A child who ran away from home, ran from what I was supposed to become, to build a monastery and find inner peace. Sadly, I was still not sure I had ever found it.
“Ilyan?” I kept my eyes closed at Thom’s voice, his magic adding its own ebb and flow to the air around me. I breathed it in, adding it to my own.
The crunching of Thom’s feet against the destroyed bits of the chapel came closer, his magic heavy with insecurity and yet steady, always steady. He sat down next to me, and while I still did not move, I opened my eyes, hoping the small gesture could be taken in greeting.

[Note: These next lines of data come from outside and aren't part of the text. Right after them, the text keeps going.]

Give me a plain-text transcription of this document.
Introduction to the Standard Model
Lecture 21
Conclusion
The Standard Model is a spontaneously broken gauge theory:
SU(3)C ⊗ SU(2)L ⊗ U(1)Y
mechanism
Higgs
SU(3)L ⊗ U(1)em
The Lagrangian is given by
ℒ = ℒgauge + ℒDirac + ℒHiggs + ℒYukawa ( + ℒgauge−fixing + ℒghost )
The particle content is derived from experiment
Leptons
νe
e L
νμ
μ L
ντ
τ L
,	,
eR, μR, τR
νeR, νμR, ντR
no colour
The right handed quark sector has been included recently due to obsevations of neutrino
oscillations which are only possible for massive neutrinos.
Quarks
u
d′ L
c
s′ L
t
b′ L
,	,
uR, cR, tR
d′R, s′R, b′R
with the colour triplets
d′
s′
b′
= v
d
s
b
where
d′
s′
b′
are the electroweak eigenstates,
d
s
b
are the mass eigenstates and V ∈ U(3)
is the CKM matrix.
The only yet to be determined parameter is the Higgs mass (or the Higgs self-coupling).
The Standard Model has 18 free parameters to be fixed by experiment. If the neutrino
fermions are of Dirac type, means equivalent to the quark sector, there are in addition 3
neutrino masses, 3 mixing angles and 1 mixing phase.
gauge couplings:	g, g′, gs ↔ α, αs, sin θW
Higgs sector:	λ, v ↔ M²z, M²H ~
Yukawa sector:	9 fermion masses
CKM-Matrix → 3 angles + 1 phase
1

“Dramin told me what happened.” I could only nod, not sure I wanted to talk about it, not sure what to say. “He’s on guard now, but...I wanted to see if you needed anything první.”
I kept my vision forward, although my magic flared to Joclyn, covering her through the Štít as I reconfirmed her safety. She still slept, her body continuing to heal as she lay.
I couldn’t be mad at Dramin for leaving her, although part of me wanted to be. If we didn’t keep someone on guard at all times, we would soon be overrun. Trpaslík camps had been popping up every night, each one bringing our enemy closer to us,
each one giving us less time before they would attack.
“Ilyan? Můj pane?”
I sighed and looked at him out of the corner of my eye, one quick glance before returning to stare at the graffiti on the wall. He obviously wasn’t going to leave me alone. He was worried, but I couldn’t help but feel his worry was misplaced. I could handle my own issues.
“I’m fine, Thom. Jen jsem...” I stopped. I never opened myself up to anyone. It exposed too many weaknesses, too many weapons that could be used against me. I had heard the mortals use the phrase ‘skeletons in the closet’ for hundreds of years, and that is sometimes how I felt – as if I had skeletons in my closet. Except it wasn’t one or two hung up on a coat rack, it was an armada. If I could ever control them, I could take over the whole world.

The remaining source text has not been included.